Go Judge Criss (0.00 / 0)
Only met her once and visited for about 10 minutes.

Working extremely hard and keeping a ridiculous schedule.

Good luck Judge Criss.


The "conservative Democrats" (i.e., Republicans maybe?) are paying (1.33 / 3)
close attention to this race:

Conservative Democrats for Johnson.


WTF? (0.00 / 0)
Were I to have his/her problem with the current Democratic candidates, I think I'd really think hard about putting up a blog supporting the Republican, while still trying to pretend to be a Democrat.  

Interesting link.  Thanks.


[ Parent ]
I have seen some of those cases before. (0.00 / 0)
I can see why someone would object to the Hearst Newspapers gag order or the Healthmark judicial disqualification issue, but I suspect that twice as many Texas voters would cheer Judge Criss's decision in the Durst bail setting as ACLU types (like me) would object to that decision.

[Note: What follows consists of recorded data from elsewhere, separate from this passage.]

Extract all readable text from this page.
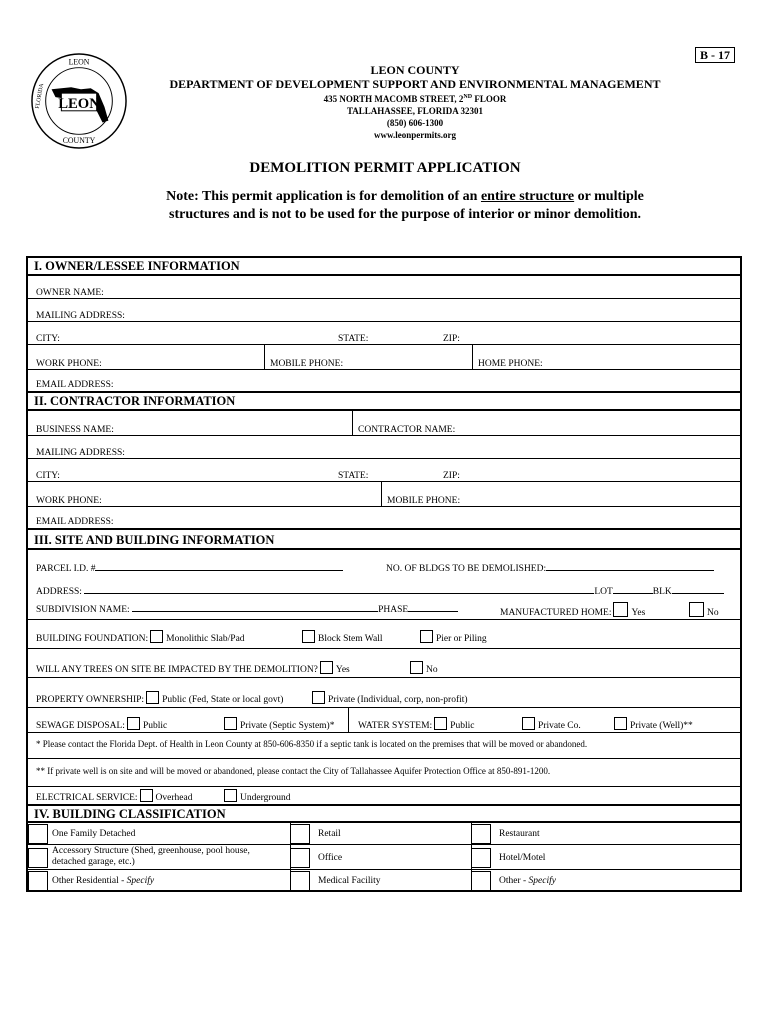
B - 17
LEON
LEON
COUNTY
FLORIDA
LEON COUNTY
DEPARTMENT OF DEVELOPMENT SUPPORT AND ENVIRONMENTAL MANAGEMENT
435 NORTH MACOMB STREET, 2ND FLOOR
TALLAHASSEE, FLORIDA 32301
(850) 606-1300
www.leonpermits.org
DEMOLITION PERMIT APPLICATION
Note: This permit application is for demolition of an entire structure or multiple structures and is not to be used for the purpose of interior or minor demolition.
I. OWNER/LESSEE INFORMATION
OWNER NAME:
MAILING ADDRESS:
CITY:	STATE:	ZIP:
WORK PHONE:	MOBILE PHONE:	HOME PHONE:
EMAIL ADDRESS:
II. CONTRACTOR INFORMATION
BUSINESS NAME:	CONTRACTOR NAME:
MAILING ADDRESS:
CITY:	STATE:	ZIP:
WORK PHONE:	MOBILE PHONE:
EMAIL ADDRESS:
III. SITE AND BUILDING INFORMATION
PARCEL I.D. #	NO. OF BLDGS TO BE DEMOLISHED:
ADDRESS:	LOT	BLK
SUBDIVISION NAME:	PHASE	MANUFACTURED HOME: Yes	No
BUILDING FOUNDATION: Monolithic Slab/Pad	Block Stem Wall	Pier or Piling
WILL ANY TREES ON SITE BE IMPACTED BY THE DEMOLITION? Yes	No
PROPERTY OWNERSHIP: Public (Fed, State or local govt)	Private (Individual, corp, non-profit)
SEWAGE DISPOSAL: Public	Private (Septic System)* WATER SYSTEM: Public	Private Co.	Private (Well)**
* Please contact the Florida Dept. of Health in Leon County at 850-606-8350 if a septic tank is located on the premises that will be moved or abandoned.
** If private well is on site and will be moved or abandoned, please contact the City of Tallahassee Aquifer Protection Office at 850-891-1200.
ELECTRICAL SERVICE: Overhead	Underground
IV. BUILDING CLASSIFICATION
One Family Detached	Retail	Restaurant
Accessory Structure (Shed, greenhouse, pool house, detached garage, etc.)	Office	Hotel/Motel
Other Residential - Specify	Medical Facility	Other - Specify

Likewise, I think Judge Yanez was clearly correct in the Duenez case and some of the Judges on the Texas Supreme Court clearly agreed with Judge Yanez.

I think "conservative Democrat" has a definite agenda.


[ Parent ]
I really like Justice Linda Yanez (0.00 / 0)
but I think either Justice Yanez or Judge Criss would be an improvement over Justice Johnson (the Justice Republican incumbent).

I checked out the pro-Johnson blog mentioned above.  While it makes a fair case that Justice Johnson might be more moderate than some of his fellow Republicans, it completely fails to show that he'd be half as good on the court as Justice Yanez or Judge Criss.